Imagine what might happen if a mixture of business, science, engineering and art students were put into one room and offered $70,000 in prizes for producing an innovative medical device.
The Bench-2-Bedside project, a student program through the U, does just that.
According to the Center for Medical Innovation, Bench-2-Bedside has become the most popular student program at the U. The purpose of this program is to provide students with the opportunity to collaborate across departments and produce a medical device.
Teams are given a $500 start-up fund and mentoring advice across a 6-month period, leading up to a final competition.
Antigone Kithas, a medical student at the U’s School of Medicine, said he thinks the project will help provide medical practicioners with tools they need.

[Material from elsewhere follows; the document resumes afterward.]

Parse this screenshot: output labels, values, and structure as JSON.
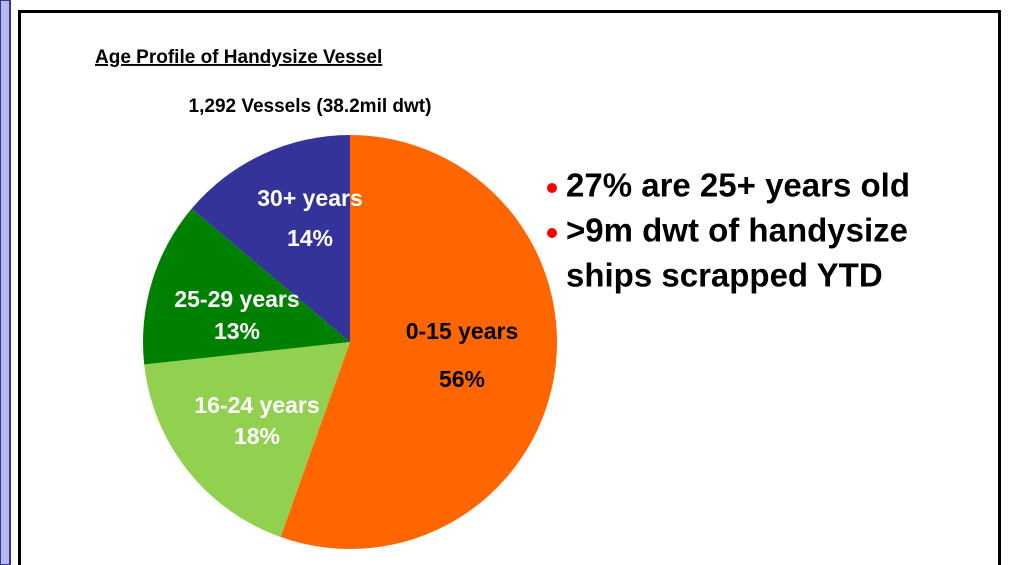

“[Because] I’m in med school, I know what the need clinically would be,” Kithas said. “But I don’t necessarily have the tools to solve it on my own.”
Jacob Bartlett, a junior in electrical engineering, also said he thinks there is a growing need for medical tools.
“My wife works in the medical field and she will tell me about things that she needs or would like to have changed,” Bartlett said. “As an engineer I can address these issues from a different perspective. This program stood out to me because I already know what is going on in the medical field because of my wife, but I am able to use what I have learned and actually solve the problem.”
The first workshop for the competition was held last Tuesday in the Spencer Fox Eccles Business Building and provided interested students with information about the competition and presented the opportunity to form teams.
Students in attendance were given color coded badges specific to the field they specialize in. Gold for engineers, blue for business, red for health sciences and white for any other fields interested in getting involved.
Zakary Wilde, a senior in mechanical engineering, is looking to combine things he has learned from his degree with the project. His senior project is to create a glove that will aid in therapy for children.
Regardless of the competition, Wilde intends on pursuing
this project.
“I would love the opportunity to win, but even if I don’t win, this competition still gives my glove great exposure as well as the opportunity to meet with people that could potentially make my project a reality,” Wilde said.
Wilde also said he hopes to see more of these types of events take place.
“We are living in a world where everything is integrated,” he said. “Be it in physical, biological or intellectual properties, everything is connected. As an engineer, I can see the way in which everything has a mechanical system behind it.”
Although this is the largest workshop for the competition, students can still get in on the action.
Secondary kick-off events will take place at more centralized locations to cater to that specific student population. Each session will run from 6 p.m. to 8 p.m.
Health science students are invited to the Health Sciences Education Building, room 1750 on Oct. 7, engineers to the Catmull Gallery in the Warnock Engineering Building on Oct. 8 and business students to room 7180 of the Spencer Fox Eccles Business Building on Oct. 9.